I do not care very much about IDE start times (Visual Studio starts faster, others like Android Studio start slower than Delphi), more about productivity.

Which means loading projects, opening files and forms, switching projects, etcetera need to be fast and stable.

For me this is when on Delphi projects, I start about half a dozen copies of Delphi about 10 seconds apart (otherwise you get exceptions in any Galileo version), make some tea, then come back.

Each time an IDE crashes, I kill it, start a new one, switch to an existing one, load the projects I need and continue. On a full day working with Delphi, this happens about a dozen times a day.

After that I want to be productive.

Here is where I was so surprised by the great tip from Yusuf Zorlu

+Asbjørn Heid you should try to disable all “livebinding” packages + rename dclbindcomp250.bpl . If i opened a form before i had to wait 20 to 40 seconds … now it is superfast and opens forms under 5 seconds.
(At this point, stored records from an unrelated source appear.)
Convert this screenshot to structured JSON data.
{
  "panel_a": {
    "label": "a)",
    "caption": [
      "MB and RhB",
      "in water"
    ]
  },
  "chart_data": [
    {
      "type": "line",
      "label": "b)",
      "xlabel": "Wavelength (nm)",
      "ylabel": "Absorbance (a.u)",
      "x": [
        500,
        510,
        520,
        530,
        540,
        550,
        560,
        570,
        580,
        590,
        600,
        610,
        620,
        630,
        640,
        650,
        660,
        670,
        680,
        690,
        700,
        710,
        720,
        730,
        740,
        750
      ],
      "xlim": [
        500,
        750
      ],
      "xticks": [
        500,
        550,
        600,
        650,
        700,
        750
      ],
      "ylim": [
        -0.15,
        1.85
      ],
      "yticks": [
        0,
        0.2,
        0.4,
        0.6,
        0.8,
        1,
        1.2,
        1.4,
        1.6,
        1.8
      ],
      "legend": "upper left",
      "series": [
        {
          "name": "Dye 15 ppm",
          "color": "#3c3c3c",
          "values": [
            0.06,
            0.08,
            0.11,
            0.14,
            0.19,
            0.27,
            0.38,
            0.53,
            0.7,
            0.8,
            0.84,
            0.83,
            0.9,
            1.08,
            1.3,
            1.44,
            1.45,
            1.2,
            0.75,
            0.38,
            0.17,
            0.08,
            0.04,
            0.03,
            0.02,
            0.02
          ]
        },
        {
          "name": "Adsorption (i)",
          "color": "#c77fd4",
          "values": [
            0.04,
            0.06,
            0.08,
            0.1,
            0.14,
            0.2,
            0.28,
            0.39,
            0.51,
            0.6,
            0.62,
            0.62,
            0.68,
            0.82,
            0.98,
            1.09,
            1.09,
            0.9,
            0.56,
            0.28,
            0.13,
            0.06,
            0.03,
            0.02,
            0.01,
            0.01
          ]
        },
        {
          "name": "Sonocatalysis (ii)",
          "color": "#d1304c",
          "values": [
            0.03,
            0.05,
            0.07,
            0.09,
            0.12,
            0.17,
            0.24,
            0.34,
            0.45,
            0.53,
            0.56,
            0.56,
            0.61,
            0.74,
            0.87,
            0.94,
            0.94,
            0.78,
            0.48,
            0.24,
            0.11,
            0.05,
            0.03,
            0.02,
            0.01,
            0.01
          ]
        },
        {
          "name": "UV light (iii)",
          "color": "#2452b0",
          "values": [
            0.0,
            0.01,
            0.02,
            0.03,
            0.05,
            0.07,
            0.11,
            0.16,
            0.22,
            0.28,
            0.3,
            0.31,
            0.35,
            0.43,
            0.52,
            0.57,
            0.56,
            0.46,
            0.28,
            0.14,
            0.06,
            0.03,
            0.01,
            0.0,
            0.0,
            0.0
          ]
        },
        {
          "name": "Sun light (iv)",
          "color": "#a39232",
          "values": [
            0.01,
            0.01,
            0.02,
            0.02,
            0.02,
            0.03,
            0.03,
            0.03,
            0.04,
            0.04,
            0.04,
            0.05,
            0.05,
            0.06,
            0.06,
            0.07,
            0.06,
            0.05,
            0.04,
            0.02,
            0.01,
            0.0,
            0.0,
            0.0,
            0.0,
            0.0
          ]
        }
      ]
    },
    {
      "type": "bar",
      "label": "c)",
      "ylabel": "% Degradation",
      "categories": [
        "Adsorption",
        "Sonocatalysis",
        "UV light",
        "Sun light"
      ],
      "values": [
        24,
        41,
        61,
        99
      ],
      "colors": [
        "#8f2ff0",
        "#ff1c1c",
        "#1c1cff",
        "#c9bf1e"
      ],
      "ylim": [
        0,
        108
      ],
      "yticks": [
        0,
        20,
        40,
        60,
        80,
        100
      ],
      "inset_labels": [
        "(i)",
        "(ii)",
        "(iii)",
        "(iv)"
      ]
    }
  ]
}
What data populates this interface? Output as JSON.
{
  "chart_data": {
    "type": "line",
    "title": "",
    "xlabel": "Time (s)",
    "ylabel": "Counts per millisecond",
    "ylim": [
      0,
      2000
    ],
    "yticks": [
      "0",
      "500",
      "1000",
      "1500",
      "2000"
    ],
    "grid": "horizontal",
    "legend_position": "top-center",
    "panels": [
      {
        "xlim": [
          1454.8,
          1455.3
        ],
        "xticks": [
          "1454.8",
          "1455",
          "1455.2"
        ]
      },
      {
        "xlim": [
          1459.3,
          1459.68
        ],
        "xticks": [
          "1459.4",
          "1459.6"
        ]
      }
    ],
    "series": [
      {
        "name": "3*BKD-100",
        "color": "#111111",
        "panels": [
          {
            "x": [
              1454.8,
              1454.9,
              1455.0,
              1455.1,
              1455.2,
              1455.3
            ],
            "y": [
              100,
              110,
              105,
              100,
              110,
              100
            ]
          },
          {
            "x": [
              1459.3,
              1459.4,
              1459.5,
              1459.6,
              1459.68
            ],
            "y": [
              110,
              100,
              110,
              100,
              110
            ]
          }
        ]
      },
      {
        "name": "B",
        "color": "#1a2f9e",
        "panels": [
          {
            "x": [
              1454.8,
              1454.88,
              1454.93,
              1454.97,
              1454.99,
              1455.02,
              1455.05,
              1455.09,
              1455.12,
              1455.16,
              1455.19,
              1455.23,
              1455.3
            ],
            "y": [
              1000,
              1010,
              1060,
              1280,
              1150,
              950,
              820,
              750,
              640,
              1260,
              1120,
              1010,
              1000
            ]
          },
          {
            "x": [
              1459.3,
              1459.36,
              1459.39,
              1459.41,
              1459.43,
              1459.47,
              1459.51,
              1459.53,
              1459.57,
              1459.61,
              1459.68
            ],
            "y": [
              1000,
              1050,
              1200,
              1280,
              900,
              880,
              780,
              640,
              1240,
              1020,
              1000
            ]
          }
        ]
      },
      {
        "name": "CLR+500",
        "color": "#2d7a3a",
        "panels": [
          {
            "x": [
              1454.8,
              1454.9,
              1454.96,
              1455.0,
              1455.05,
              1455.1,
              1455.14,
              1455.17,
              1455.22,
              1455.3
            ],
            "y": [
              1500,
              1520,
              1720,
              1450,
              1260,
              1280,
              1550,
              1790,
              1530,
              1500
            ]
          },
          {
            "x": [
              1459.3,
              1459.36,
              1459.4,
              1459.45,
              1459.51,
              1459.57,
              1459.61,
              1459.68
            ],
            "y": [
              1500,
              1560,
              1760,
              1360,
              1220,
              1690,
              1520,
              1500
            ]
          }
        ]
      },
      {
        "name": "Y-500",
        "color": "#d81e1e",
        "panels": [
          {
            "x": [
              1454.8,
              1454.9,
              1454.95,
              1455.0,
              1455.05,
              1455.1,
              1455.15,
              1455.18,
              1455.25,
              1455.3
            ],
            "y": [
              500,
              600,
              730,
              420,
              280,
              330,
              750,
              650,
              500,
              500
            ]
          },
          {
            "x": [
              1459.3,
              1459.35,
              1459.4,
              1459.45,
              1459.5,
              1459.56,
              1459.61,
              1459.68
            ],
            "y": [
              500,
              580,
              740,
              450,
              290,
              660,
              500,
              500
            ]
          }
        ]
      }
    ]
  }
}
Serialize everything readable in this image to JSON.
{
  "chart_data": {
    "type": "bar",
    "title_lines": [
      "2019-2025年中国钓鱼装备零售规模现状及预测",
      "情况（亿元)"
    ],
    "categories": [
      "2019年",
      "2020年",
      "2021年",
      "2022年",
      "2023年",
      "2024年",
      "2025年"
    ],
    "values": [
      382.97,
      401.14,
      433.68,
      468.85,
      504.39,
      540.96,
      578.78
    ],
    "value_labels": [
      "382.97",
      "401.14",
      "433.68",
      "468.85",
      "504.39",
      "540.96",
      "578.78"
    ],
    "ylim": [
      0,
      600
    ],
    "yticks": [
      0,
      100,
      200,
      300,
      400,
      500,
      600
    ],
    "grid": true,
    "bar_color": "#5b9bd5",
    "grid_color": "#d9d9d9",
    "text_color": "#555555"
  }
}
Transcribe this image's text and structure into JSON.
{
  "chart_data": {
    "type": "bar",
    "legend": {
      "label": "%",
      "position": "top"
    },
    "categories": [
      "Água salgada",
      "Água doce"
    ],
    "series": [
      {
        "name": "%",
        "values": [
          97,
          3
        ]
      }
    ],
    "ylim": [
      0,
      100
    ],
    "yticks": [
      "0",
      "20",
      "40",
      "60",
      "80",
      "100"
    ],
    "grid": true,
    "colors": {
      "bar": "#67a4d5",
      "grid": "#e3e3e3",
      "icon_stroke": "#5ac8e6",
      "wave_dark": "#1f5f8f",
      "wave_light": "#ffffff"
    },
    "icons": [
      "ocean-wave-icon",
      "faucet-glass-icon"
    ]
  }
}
I don’t need LiveBindings …

and the response by Asbjørn Heid

+Yusuf Zorlu Thank you! Holy cow that’s a difference! As you say, even our most complex forms are down to 4 seconds now.

I never use LiveBindings as they are way to convoluted, unstable and result in logic being in designers as opposed to tool-manageable code.

In addition, LiveBindings have never been really optimised since their inception in Delphi XE2.

This saves a lot of time!

So one day, I need to update Source: Delphi packages I have disabled by prefixing their description with an underscore (and why) and create a batch file with the various [WayBack] reg add commands modifying the package loads.